By Anne Marie Amacher
The Catholic Messenger
Enrollment into all parts of Medicare is not automatic; there are eligibility periods. Seniors also need to think about options concerning secondary health insurance and prescription plans for Medicare.
Mike Stahler, President of Stahler and Associates in Davenport and a member of Our Lady of Lourdes Parish in Bettendorf, has been involved in the health care industry in various capacities for decades. From working as a nurse to doing administration work in the health care industry to selling supplemental and prescription plans, Stahler has learned many things seniors need to be aware of.
First, individuals turning 65 years old have a seven-month period to sign up. It starts three months before the month of your 65th birthday and ends three months after. Sign up during that period to avoid becoming ineligible.
Medicare has four parts: hospital insurance — Part A; medical insurance, such as doctor and health care provider coverage — Part B; Medicare Advantage plans (receive all your health services through one provider if you choose) — Part C; and prescription drug coverage — Part D.

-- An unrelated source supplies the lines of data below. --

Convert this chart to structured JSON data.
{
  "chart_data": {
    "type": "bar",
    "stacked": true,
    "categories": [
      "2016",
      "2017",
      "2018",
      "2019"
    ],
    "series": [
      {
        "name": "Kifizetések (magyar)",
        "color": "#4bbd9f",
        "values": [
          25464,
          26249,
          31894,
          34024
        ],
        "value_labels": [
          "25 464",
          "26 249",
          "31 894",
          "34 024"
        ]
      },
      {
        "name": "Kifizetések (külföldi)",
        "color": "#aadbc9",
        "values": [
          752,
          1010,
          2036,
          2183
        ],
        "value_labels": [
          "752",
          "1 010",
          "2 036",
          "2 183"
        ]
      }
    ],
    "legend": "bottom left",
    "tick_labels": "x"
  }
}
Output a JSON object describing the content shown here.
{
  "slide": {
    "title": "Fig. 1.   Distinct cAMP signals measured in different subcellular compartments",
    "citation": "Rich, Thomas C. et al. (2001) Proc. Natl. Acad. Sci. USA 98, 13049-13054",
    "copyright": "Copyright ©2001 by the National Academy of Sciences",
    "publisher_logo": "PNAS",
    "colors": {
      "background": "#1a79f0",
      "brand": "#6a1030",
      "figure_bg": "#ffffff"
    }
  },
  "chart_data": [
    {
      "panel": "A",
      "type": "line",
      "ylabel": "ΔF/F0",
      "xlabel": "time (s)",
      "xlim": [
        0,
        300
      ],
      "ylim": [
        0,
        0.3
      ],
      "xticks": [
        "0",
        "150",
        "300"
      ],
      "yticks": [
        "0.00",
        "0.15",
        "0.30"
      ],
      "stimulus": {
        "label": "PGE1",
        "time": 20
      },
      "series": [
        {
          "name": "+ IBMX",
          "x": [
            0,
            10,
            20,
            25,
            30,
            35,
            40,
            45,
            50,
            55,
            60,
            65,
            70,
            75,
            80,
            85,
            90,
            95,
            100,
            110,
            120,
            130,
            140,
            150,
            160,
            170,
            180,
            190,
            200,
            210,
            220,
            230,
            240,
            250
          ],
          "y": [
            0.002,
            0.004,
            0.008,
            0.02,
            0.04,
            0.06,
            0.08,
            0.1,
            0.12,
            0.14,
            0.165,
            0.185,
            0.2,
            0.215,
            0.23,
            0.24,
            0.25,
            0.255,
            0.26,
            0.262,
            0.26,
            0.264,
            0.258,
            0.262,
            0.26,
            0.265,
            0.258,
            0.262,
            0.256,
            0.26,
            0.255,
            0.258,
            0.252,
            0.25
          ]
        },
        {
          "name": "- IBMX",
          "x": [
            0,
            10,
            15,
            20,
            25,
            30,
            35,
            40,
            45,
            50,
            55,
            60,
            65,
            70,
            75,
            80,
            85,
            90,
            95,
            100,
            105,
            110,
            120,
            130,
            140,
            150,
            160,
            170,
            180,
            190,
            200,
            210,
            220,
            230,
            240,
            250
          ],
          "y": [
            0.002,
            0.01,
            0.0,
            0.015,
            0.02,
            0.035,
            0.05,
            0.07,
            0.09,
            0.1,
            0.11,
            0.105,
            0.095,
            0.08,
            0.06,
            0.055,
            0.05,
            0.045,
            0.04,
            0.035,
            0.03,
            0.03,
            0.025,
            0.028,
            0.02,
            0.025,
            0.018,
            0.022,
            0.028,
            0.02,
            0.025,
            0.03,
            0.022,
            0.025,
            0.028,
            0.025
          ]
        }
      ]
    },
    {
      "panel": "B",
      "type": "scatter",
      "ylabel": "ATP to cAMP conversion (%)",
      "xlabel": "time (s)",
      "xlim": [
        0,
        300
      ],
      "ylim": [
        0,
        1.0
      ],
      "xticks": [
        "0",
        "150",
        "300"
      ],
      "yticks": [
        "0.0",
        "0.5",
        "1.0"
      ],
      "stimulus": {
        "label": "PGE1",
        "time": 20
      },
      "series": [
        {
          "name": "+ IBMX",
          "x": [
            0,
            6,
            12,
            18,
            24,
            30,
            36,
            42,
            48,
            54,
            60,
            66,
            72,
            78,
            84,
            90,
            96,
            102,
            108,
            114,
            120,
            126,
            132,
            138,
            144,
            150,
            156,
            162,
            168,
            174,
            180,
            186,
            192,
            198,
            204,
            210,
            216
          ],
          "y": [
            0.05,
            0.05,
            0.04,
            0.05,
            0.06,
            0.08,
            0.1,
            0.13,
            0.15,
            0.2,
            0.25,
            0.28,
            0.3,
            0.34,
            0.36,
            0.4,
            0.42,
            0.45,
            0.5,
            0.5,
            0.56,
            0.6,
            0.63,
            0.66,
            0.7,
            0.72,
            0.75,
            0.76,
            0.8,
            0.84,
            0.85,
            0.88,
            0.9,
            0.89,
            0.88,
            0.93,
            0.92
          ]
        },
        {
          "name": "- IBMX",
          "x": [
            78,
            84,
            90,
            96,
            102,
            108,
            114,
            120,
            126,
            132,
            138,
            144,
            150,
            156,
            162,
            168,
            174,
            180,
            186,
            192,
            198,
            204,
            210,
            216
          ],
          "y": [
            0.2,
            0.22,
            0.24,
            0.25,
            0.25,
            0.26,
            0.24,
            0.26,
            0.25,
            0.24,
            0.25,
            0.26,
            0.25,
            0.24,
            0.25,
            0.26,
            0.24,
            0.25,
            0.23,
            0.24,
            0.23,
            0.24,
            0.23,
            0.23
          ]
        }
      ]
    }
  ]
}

Stahler said Parts A and B generally cover 80 percent of costs. Part A is automatic and free, but Part B can have premiums, depending on income and other factors.
While that coverage may be fine for some, others may choose to buy a supplemental health insurance plan to cover the other 20 percent. A variety of plans are available. Stahler said seniors are often bombarded with mailings and other offers about supplemental insurance.
Part D covers prescriptions. Prescriptions while hospitalized are covered under Plan A. Otherwise no prescriptions are covered under A and B.
For supplemental and prescription plans, the best thing to do is meet with a Medicare- certified insurance agent. “We certify and recertify and are tested” to be able to offer Medicare plans, Stahler said.
For those who want to roll the four parts of Medicare into one plan, there is Part C, Medicare Advantage. Meeting with a specialist to do this is important.
For Part D, the agent plugs in a person’s current prescriptions on a computer to determine the best prescription plan. Other supplemental plans can be offered to meet the senior’s needs.
Stahler said subsidies for both may be available for some people. Depending on the type of plan selected, income and other variables, some people might pay premiums while others might not.
Once signed up, seniors cannot change plans until open enrollment, which is Oct. 15 to Dec. 7 each year. Changes take effect Jan. 1 of the following year. There are some exceptions he noted, such as moving to an area where that individual’s plan is not covered. In that case, a person would be eligible to change his/her plan.
For those in Part C, Medicare Advantage “disenrollment” period is Jan. 1-Feb. 14. Disenrollment refers to leaving the Advantage Plan for traditional Medicare.
Rule changes are ongoing with Medicare, Stahler said. So it is important to work with a certified insurance agent.